Microsoft AI research team leaks 38TB of data
Take action: Never use Microsoft Account SAS tokens for external sharing - it's too easy to make a very broad permission. And never store internal data with content that was planned to be publicly available.
Learn More
Microsoft's AI research team unintentionally exposed 38 terabytes of private data while sharing open-source training data on GitHub. This included a backup of two employees' workstations, containing secrets, passwords, private keys, and over 30,000 internal Microsoft Teams messages.
The data was shared using Azure's SAS tokens, allowing access to the entire storage account instead of specific files only. The exposed SAS tokens were highly permissive, allowing full control over the storage account, and the incident showcases potential security vulnerabilities associated with AI model sharing.
The incident occurred when Microsoft's AI research team shared a GitHub repository called "robust-models-transfer" under the Microsoft organization. This repository was meant to provide open-source code and AI models for image recognition. However, the URL shared to download models from Azure Storage allowed unintended access to the entire storage account, leading to the exposure of sensitive data from Microsoft employees' personal computer backups.

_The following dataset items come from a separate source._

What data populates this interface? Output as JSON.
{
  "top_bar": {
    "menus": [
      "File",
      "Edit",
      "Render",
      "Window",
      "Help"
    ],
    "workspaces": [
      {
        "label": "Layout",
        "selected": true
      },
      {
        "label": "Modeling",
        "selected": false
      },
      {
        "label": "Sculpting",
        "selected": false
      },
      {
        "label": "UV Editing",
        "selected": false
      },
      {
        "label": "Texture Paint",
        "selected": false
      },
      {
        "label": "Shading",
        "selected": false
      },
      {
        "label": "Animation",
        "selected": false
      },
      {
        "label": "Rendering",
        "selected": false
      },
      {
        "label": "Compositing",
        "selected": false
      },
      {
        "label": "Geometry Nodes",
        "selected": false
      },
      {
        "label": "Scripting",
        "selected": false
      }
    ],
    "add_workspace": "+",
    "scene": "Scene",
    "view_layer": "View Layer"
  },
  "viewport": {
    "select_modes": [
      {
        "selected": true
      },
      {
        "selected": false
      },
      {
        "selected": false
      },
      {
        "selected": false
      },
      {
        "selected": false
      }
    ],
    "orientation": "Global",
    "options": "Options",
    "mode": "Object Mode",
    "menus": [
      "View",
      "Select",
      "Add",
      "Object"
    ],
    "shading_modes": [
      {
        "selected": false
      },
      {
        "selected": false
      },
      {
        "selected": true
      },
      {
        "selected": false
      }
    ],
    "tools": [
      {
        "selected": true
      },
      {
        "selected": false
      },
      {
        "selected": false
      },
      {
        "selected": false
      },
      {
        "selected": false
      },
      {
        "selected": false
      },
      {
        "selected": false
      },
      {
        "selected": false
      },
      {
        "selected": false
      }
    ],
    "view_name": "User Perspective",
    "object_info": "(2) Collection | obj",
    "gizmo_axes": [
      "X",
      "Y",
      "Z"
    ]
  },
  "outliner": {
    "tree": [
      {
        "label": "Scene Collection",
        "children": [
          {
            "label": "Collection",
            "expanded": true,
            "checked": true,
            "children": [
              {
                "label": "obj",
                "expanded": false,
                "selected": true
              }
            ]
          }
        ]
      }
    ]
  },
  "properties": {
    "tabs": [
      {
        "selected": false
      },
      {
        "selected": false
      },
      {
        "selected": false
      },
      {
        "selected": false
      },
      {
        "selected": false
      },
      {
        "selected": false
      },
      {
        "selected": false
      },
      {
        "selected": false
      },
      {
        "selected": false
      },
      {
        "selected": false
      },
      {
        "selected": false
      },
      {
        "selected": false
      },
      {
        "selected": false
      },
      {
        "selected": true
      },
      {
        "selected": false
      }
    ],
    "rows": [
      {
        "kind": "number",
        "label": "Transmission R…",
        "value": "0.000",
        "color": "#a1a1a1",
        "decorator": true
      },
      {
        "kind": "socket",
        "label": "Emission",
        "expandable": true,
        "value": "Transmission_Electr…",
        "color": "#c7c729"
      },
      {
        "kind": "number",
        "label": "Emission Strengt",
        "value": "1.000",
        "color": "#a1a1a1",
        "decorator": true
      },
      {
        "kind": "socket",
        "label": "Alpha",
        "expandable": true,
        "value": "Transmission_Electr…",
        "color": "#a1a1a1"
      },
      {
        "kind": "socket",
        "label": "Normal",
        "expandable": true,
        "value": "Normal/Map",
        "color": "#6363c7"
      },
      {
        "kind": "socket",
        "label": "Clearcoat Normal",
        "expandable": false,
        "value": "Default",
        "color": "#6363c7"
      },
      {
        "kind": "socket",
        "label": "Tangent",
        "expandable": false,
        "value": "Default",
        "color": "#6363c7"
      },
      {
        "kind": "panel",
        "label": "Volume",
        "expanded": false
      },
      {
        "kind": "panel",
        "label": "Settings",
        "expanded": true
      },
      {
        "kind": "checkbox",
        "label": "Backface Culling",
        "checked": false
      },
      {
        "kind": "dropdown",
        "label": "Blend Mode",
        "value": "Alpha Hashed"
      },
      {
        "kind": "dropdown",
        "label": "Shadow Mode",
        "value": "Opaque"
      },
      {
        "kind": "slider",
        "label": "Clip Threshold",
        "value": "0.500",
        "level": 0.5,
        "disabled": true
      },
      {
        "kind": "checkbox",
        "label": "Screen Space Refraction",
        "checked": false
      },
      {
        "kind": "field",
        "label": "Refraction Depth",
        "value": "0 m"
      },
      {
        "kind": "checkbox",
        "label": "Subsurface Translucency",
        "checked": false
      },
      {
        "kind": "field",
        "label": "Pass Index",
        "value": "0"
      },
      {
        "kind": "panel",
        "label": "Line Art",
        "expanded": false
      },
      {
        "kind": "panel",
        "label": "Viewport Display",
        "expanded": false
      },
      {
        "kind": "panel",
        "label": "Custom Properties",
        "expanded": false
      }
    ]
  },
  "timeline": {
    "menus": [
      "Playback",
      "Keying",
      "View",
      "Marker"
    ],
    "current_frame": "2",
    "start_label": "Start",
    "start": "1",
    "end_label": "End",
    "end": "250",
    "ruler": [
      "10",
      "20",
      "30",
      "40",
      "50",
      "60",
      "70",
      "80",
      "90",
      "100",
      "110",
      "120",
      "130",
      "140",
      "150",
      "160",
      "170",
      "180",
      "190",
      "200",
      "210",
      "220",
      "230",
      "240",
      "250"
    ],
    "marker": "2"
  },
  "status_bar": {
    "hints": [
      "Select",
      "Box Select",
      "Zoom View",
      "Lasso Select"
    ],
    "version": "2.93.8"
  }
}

The exposed storage account contained not only open-source models but also private backups with sensitive personal data, including passwords and internal Microsoft Teams messages. The misconfiguration allowed the SAS token to grant full control permissions, enabling an attacker not only to view but also to modify files in the storage account. This security oversight was particularly concerning given the repository's intended purpose of providing AI models for training.
Azure Shared Access Signatures (SAS) tokens, which were misconfigured in this incident, are URLs granting access to Azure Storage data with customizable permissions and access scopes. Unfortunately, SAS tokens pose security risks due to their potential for granting high access levels to storage accounts and their lack of robust management and monitoring features.
The SAS token was committed to GitHub with an expiry set to Oct. 5, 2021, but was then extended to expire in 2051. Security researchers discovered the key on Jun. 22, 2023 and reported the issue to Microsoft. Microsoft completed the internal investigation of potential impact on 16th August 2023.